There aren't any goodies to be had for those patrolling these mountains: no phone, Internet hook-up or fast food. The troops up there don't have the luxury of running water or flush toilets. They don't sleep on mattresses - they rack-out on improvised beds made of sheets of plywood. And they don't have a PX. Instead, they rely on AAFES’s "rodeos" to bring them items like soap, razors and cigarettes by helicopter.

They serve in a primitive, dangerous and forbidding environment, filled with high mountains and steep valleys. Traveling the rugged terrain takes stamina: humping the steep trails and roads of the countryside is physically draining; combined with the stifling heat, the sharp, angular paths suck the energy out of you in a heartbeat. Muscles scream and rivulets of sweat turn to a torrent that cascade from your brow downward until your entire body is bathed in perspiration.
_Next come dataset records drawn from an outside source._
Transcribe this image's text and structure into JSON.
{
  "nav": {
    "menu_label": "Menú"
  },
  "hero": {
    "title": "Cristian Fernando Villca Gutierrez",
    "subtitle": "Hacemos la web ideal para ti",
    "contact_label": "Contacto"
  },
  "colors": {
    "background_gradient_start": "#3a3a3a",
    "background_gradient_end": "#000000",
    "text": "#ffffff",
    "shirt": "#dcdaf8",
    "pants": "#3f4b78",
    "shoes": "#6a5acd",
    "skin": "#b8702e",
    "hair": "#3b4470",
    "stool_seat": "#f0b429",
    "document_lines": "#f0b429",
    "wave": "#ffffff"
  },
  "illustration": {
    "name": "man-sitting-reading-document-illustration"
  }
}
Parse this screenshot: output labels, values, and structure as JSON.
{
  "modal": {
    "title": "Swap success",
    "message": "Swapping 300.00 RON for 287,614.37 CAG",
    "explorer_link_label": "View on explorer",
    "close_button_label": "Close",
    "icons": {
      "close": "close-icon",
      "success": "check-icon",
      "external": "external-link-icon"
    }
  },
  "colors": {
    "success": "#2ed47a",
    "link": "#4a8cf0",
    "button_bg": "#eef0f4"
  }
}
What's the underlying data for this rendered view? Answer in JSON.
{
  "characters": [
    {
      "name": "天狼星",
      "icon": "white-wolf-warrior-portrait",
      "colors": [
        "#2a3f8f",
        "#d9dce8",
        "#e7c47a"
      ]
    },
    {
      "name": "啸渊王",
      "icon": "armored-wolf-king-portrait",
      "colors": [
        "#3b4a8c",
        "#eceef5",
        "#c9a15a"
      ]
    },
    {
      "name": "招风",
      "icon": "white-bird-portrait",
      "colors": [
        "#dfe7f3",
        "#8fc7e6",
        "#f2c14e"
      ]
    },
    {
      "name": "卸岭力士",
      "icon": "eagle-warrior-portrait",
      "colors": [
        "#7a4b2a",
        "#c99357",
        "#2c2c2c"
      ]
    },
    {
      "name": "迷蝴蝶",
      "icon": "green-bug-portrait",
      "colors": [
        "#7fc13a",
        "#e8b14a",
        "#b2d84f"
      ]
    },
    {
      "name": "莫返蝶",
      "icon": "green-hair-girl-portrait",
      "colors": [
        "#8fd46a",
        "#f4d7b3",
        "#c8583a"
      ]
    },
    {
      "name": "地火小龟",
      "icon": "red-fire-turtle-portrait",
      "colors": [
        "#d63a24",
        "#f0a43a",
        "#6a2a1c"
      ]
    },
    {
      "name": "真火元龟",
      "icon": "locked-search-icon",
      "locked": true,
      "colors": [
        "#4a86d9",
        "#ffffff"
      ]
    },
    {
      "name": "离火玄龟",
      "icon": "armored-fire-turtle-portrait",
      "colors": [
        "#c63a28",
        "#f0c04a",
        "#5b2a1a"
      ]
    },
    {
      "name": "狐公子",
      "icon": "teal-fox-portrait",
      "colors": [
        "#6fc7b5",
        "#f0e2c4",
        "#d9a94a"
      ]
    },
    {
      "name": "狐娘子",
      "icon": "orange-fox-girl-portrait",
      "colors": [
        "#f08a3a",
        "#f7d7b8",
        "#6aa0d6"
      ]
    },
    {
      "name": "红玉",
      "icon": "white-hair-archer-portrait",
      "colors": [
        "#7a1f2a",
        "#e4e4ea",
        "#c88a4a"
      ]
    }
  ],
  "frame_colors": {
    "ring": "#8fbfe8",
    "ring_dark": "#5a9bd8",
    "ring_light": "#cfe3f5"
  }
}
This is a place the Taliban calls home. It's an area that the enemy wants to take back and has made a concerted effort to do so. The problem the Taliban is having - and it's a big problem for them - is the "Joes" who run the patrols and interdiction missions in the eastern portion of the country.

Like the terrain they operate in, our Joes are tough. They endure the harshest of environments, while slogging the near impenetrable mountains and passes along the border. At night, much-needed rest is interrupted by incoming rocket or mortar attacks and by day it can be an IED, sniper, or small-arms fire.

All the while they are taking the fight to the Taliban, a tough and determined enemy that doesn't hesitate to kill innocent civilians - men, women, or children, U.S. or coalition forces. They don’t discriminate in their killing. This is an enemy who can fire on a patrol or an FOB and when pursued by our guys, run eight "klicks" in 45 minutes ­through the mountains - in sandals.

The Taliban just doesn't quite understand that our guys are tougher and more determined than they are, and thus will continue to die as a result of their miscalculations.

Our troops along the border are more than warriors. They have helped to construct roads, provide medical care, and build clinics and schools - and therein lies the biggest mistake the enemy has made. The Afghani people have had a taste of something better than the terror tactics, murder, torture and intimidation they experienced when the Taliban held power, and that's a hard thing to defeat.

So it's been pretty good being at Bagraim, but it will be better to head back east. It'll be good to be back with some pretty remarkable Joe's.